Depende de lo que necesites. Si estás en un taller, la directa suele bastar. Si analizas emisiones de CO₂ en una ciudad, necesitas indirecta (sensores de calidad del aire + modelos de dispersión). Si certificas un laboratorio, la comparación es obligatoria. No hay una “mejor”. Hay una más adecuada. Y a veces, combinarlas da mejores resultados. Por ejemplo, en la exploración petrolera: usan medición directa (sondas), indirecta (sismografía) y comparación (con rocas patrón). Así reducen el error de perforación errónea, que cuesta entre 5 y 15 millones de dólares por pozo. De ahí la inversión en sistemas híbridos.
Preguntas Frecuentes
¿Puedo confiar en las mediciones de mi smartphone?
No del todo. Los sensores son baratos y no calibrados. El acelerómetro puede tener un error del 8% en condiciones extremas. Para hacerse una idea de la escala, eso equivale a decir que crees que subiste 100 escalones cuando en realidad fueron 92. No es mucho, pero en ciencia ciudadana, esos errores se amplifican.
¿Qué tan a menudo debo calibrar mis instrumentos?
Depende del uso. Una balanza analítica en laboratorio: cada 6 meses. Una cinta métrica de obra: cada 2 años. Un sensor industrial crítico: cada 3 meses. Hay normas ISO para esto. Ignorarlas puede anular garantías o certificaciones.
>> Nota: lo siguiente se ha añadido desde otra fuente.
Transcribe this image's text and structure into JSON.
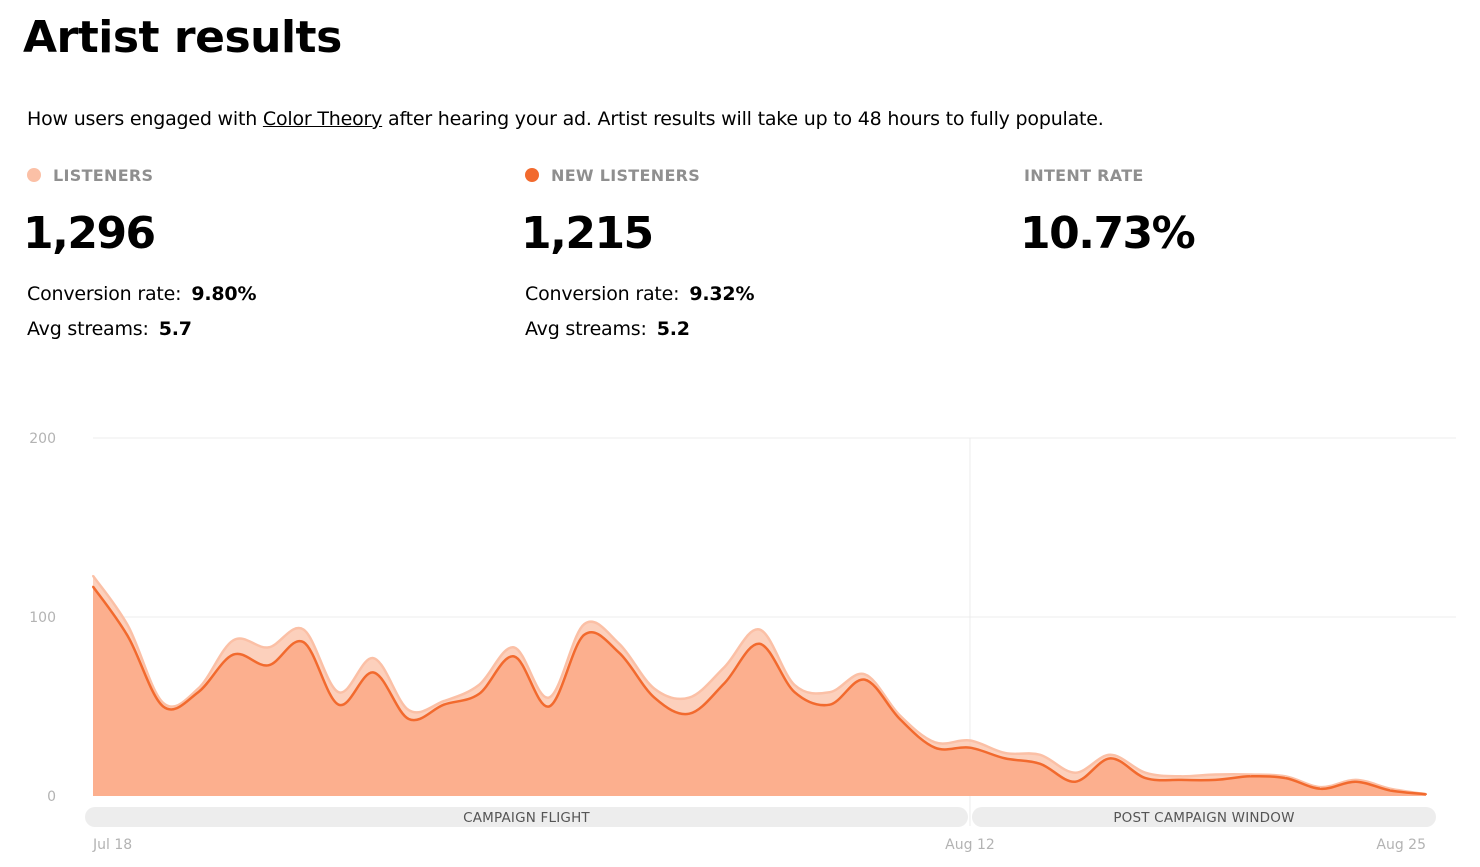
{
  "page": {
    "title": "Artist results",
    "intro_prefix": "How users engaged with ",
    "intro_link": "Color Theory",
    "intro_suffix": " after hearing your ad. Artist results will take up to 48 hours to fully populate."
  },
  "metrics": [
    {
      "label": "LISTENERS",
      "value": "1,296",
      "dot_color": "#fbc0a6",
      "conversion_label": "Conversion rate:",
      "conversion_value": "9.80%",
      "avg_label": "Avg streams:",
      "avg_value": "5.7"
    },
    {
      "label": "NEW LISTENERS",
      "value": "1,215",
      "dot_color": "#f26a2e",
      "conversion_label": "Conversion rate:",
      "conversion_value": "9.32%",
      "avg_label": "Avg streams:",
      "avg_value": "5.2"
    },
    {
      "label": "INTENT RATE",
      "value": "10.73%"
    }
  ],
  "colors": {
    "listeners": "#fbc0a6",
    "new_listeners_line": "#f26a2e",
    "new_listeners_fill": "#fcaf8e",
    "grid": "#ececec",
    "period_bar": "#ededed"
  },
  "chart_data": {
    "type": "area",
    "x": [
      "Jul 18",
      "Jul 19",
      "Jul 20",
      "Jul 21",
      "Jul 22",
      "Jul 23",
      "Jul 24",
      "Jul 25",
      "Jul 26",
      "Jul 27",
      "Jul 28",
      "Jul 29",
      "Jul 30",
      "Jul 31",
      "Aug 1",
      "Aug 2",
      "Aug 3",
      "Aug 4",
      "Aug 5",
      "Aug 6",
      "Aug 7",
      "Aug 8",
      "Aug 9",
      "Aug 10",
      "Aug 11",
      "Aug 12",
      "Aug 13",
      "Aug 14",
      "Aug 15",
      "Aug 16",
      "Aug 17",
      "Aug 18",
      "Aug 19",
      "Aug 20",
      "Aug 21",
      "Aug 22",
      "Aug 23",
      "Aug 24",
      "Aug 25"
    ],
    "x_tick_labels": [
      "Jul 18",
      "Aug 12",
      "Aug 25"
    ],
    "series": [
      {
        "name": "LISTENERS",
        "values": [
          123,
          95,
          52,
          60,
          87,
          83,
          93,
          58,
          77,
          48,
          53,
          62,
          83,
          55,
          96,
          85,
          60,
          55,
          72,
          93,
          62,
          58,
          68,
          45,
          30,
          31,
          24,
          23,
          13,
          23,
          13,
          11,
          12,
          12,
          11,
          5,
          9,
          4,
          1
        ]
      },
      {
        "name": "NEW LISTENERS",
        "values": [
          117,
          89,
          50,
          58,
          79,
          73,
          86,
          51,
          69,
          43,
          51,
          57,
          78,
          50,
          90,
          80,
          55,
          46,
          63,
          85,
          58,
          51,
          65,
          43,
          27,
          27,
          21,
          18,
          8,
          21,
          10,
          9,
          9,
          11,
          10,
          4,
          8,
          3,
          1
        ]
      }
    ],
    "ylim": [
      0,
      200
    ],
    "y_ticks": [
      0,
      100,
      200
    ],
    "grid": true,
    "periods": [
      {
        "label": "CAMPAIGN FLIGHT",
        "start": "Jul 18",
        "end": "Aug 12"
      },
      {
        "label": "POST CAMPAIGN WINDOW",
        "start": "Aug 12",
        "end": "Aug 25"
      }
    ]
  }
}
¿Existe una medición perfecta?
No. Siempre hay incertidumbre. Lo que llamamos “exactitud” es solo aceptable dentro de un contexto. En la vida diaria, un reloj con 1 segundo de error al día es bueno. En redes 5G, un retraso de 1 microsegundo rompe la sincronización. Así de relativo es todo.
Veredicto
Los tres tipos de medición no son escalones de evolución, sino herramientas para contextos distintos. La directa es honesta pero limitada. La indirecta es poderosa pero frágil. La comparación es rigurosa pero dependiente de jerarquías. Honestamente, no está claro que debamos seguir buscando “la medición perfecta”. Tal vez lo crucial (perdón por la palabra) sea entender sus límites. Yo estoy convencido de que la próxima revolución no será en precisión, sino en transparencia: saber qué tan confiable es cada número que consumimos. Porque en un mundo de datos, la verdadera medida del conocimiento no es cuánto medimos, sino cuánto sabemos de cómo lo hicimos.